私がまだ2度目の誕生を経る前、世界はよほど私の近くにあった。
友人は誰もが優しく、家族は皆暖かかった。
花々は瑞々しく、空はつかめるほどに近かった。


しかし、一度死んでからは何もかもが変わってしまった。
物は全ての色合いを失い、灰色の絵の具が空から降りかかっていた。
隣人の顔は誰も彼も同じに見えた。なぜなら、ほとんどの顔には目や口がなくなっていたから。

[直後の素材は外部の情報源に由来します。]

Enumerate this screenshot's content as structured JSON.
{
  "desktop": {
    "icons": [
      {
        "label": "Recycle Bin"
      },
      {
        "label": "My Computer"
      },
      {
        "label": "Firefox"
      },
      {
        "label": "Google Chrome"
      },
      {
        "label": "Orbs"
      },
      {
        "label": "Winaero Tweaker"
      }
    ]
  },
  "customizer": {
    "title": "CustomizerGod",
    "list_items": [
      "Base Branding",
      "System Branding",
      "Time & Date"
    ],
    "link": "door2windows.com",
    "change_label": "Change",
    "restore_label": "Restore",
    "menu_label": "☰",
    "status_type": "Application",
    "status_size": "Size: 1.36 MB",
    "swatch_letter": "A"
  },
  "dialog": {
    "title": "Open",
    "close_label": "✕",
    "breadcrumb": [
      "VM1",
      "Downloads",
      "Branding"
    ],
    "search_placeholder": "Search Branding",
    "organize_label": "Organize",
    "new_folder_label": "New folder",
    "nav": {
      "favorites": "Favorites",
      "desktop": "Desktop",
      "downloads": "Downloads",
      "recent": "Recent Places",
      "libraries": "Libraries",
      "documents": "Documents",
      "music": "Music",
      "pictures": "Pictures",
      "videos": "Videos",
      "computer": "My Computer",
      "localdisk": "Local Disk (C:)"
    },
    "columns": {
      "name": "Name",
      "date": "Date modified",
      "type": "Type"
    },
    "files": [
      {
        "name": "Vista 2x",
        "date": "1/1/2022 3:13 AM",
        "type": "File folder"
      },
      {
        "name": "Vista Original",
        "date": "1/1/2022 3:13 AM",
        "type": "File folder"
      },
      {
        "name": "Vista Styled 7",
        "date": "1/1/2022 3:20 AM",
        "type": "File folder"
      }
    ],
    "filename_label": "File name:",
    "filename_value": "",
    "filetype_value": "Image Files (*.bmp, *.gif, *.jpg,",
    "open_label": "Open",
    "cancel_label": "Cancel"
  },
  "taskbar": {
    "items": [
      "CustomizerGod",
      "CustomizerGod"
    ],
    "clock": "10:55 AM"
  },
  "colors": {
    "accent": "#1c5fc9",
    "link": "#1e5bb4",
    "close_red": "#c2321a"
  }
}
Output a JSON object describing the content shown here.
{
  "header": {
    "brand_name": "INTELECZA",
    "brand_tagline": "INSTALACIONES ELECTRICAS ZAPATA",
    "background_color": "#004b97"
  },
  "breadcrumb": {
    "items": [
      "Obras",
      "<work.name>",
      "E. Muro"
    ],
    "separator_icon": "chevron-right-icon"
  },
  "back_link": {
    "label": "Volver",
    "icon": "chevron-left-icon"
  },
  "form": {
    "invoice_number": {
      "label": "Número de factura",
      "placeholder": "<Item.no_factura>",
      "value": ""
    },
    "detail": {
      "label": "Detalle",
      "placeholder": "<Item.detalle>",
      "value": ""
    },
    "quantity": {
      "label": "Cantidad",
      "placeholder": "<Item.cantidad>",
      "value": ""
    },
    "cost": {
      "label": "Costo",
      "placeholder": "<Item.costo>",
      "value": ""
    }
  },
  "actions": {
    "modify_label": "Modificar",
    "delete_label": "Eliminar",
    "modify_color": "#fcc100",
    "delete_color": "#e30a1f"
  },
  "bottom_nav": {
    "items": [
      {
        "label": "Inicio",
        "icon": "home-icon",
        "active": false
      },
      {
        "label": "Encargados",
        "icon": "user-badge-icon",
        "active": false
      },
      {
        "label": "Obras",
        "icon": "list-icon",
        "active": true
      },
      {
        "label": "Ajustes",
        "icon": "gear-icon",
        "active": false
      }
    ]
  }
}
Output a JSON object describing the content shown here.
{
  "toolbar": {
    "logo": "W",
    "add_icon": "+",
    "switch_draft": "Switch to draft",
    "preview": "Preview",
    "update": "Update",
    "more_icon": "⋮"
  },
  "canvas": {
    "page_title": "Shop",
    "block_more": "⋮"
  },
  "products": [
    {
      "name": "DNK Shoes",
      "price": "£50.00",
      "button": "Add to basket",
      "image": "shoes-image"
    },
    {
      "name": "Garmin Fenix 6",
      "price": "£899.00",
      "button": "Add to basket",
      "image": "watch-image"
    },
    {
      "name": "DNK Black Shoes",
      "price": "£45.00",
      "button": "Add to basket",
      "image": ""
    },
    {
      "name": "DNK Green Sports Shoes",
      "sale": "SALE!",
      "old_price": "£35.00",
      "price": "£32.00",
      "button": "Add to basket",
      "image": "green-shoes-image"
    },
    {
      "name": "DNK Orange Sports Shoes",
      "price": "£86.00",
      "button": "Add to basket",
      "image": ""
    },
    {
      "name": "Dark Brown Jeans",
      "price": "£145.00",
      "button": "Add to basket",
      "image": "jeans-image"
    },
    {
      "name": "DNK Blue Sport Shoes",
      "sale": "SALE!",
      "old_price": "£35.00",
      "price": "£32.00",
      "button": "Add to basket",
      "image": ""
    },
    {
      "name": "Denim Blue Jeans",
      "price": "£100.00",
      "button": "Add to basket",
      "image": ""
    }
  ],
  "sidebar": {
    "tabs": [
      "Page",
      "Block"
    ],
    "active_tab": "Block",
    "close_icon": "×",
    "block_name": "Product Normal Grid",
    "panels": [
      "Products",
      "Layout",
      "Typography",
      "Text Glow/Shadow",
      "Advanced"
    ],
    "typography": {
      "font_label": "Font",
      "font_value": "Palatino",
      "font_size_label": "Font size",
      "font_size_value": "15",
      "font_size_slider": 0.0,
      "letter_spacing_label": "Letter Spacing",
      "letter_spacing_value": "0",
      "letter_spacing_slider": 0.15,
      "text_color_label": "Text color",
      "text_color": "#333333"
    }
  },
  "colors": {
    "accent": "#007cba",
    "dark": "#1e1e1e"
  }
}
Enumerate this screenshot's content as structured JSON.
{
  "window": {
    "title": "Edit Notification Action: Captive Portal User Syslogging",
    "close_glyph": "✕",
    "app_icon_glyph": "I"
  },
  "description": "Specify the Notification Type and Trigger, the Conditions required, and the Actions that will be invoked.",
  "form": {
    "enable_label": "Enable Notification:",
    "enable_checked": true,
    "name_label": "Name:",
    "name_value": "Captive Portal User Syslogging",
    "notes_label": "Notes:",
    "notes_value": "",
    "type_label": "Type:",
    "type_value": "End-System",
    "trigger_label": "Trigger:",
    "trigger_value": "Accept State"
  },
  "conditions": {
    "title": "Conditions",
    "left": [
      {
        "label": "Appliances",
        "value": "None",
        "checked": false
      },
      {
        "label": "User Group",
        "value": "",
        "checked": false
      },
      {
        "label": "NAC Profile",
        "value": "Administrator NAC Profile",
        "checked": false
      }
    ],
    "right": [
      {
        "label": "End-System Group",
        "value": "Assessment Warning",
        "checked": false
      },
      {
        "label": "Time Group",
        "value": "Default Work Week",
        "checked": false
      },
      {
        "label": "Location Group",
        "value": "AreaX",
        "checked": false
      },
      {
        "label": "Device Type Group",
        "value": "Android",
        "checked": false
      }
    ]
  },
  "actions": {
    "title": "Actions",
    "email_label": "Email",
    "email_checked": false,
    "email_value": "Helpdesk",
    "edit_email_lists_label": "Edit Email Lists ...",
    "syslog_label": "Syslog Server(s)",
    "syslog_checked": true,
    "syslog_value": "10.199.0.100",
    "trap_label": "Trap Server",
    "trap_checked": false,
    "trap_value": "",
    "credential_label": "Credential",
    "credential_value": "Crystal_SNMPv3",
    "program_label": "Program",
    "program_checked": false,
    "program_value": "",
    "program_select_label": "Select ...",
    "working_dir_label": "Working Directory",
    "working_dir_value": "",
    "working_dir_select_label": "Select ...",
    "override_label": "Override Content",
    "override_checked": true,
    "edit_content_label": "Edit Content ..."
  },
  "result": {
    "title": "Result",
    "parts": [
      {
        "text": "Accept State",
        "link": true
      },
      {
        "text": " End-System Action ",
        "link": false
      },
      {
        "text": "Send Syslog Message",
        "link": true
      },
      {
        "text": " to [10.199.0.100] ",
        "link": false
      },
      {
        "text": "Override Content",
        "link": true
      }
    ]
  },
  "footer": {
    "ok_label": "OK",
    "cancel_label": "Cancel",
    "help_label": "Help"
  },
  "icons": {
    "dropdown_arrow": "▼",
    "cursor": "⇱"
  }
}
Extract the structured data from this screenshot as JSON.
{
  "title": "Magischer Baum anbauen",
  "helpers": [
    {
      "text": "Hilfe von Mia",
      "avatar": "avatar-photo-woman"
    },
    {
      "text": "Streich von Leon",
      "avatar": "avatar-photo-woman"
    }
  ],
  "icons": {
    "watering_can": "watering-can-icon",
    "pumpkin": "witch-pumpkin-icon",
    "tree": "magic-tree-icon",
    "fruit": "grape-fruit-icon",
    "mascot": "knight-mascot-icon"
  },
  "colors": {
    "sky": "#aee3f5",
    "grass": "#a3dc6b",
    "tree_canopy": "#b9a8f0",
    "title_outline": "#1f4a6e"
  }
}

私は絶海の孤島に置いてけぼりを食らったような、宇宙の片隅に放り出されたような、骨を突き通す寒々しさを感じるようになった。
私は一人だ。
だが、その分、私は誰にでも笑顔を振りまけるようになった。
あの間抜け面のAや、鼻持ちならない態度が勘に触ったTにさえ、僕は今は喜んで笑顔で話しかけることができ、それどころか抱きつかんばかりに歓待する。
皆、同じ顔なのだから、誰も関係ない。
記号化した顔というものならば、私は愛することができるのだ。


昨日、鏡を見たら、私も同じ顔だった。
私は一人ではなかった。
そして、私は自分さえも愛せるようになったのだ。